March Meeting is an annual gathering of international art practitioners and art institutions in Middle East and North Africa. Organized by Sharjah Art Foundation and was launched in 2008 in the city of Sharjah, United Arab Emirates, to encourage regional art professionals to connect, partner and share ideas in the sphere of contemporary art.

== Editions ==
- 2008: Twenty-four delegates attended the first meeting held in Sharjah, in collaboration between the Sharjah Biennial, the Young Arab Theatre Fund, Start and Art Dubai
- 2009: Held between March 16-20, in collaboration between Sharjah Biennial, Tate Modern and 25 International curators from across the region and the UK to participate in a long week intensive workshop for young curators
- 2010: Held in collaboration with ArteEast, The programme featured a series of public talks by different speakers, including Abdelfattah Kilito and Okwui Enwezor. the event also featured for the first time, Dardashat, an informal project discussions highlighting nearly sixty new projects from around the world.
- 2011: The fourth annual March Meeting featured 42 institutions representative, artists and art professionals in the Middle East, North Africa and South Asia. took place in Sharjah from March 13 to March 15, 2011.

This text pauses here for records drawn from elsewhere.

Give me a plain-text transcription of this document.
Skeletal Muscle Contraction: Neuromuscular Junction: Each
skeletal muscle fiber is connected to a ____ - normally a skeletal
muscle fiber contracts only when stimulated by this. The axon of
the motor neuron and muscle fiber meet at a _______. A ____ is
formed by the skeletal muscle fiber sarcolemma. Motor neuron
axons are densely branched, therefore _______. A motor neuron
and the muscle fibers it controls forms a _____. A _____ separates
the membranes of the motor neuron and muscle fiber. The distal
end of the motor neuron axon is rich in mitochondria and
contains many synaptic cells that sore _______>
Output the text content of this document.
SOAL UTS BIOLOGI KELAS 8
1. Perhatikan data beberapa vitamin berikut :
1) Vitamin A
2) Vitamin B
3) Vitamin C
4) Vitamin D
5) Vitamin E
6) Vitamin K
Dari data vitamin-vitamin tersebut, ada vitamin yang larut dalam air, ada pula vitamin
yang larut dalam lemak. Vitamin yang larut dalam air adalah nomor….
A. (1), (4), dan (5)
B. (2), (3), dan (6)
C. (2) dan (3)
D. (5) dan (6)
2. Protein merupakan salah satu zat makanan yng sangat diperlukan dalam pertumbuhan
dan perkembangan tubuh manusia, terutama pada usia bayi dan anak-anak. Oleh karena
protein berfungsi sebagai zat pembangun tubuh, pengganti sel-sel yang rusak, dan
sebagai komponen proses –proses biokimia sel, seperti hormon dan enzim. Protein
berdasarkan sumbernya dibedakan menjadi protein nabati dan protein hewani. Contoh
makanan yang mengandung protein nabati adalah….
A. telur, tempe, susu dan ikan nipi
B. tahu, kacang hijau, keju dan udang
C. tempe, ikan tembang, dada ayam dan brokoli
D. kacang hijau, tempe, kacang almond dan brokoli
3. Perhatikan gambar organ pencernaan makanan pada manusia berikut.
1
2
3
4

- 2012: Held between 17–19 of march with more than 80 speakers participated including: Yuko Hasegawa, Eungie Joo, Hans Ulrich Obrist, Susanne Pfeffer, Beatrix Ruf many others.
- 2013: Took place from March 14 to 17, during the opening week of Sharjah Biennial 11. list of speakers included Sarat Maharaj, Paulo Herkenhoff, Hu Fang and others.
- 2014: Curated by Eungie Joo, the forthcoming 2015 Sharjah Biennial 12, included Kristine Khouri, Rasha Salti, Eric Baudelaire, Ayreen Anastas, Rene Gabr, Christine Tohme, Tarek Abu El Fetouh, Sarah Rifky and others.
- 2015: Held between 11th and 16th May as part of an extended conversation that began with March Meeting 2014.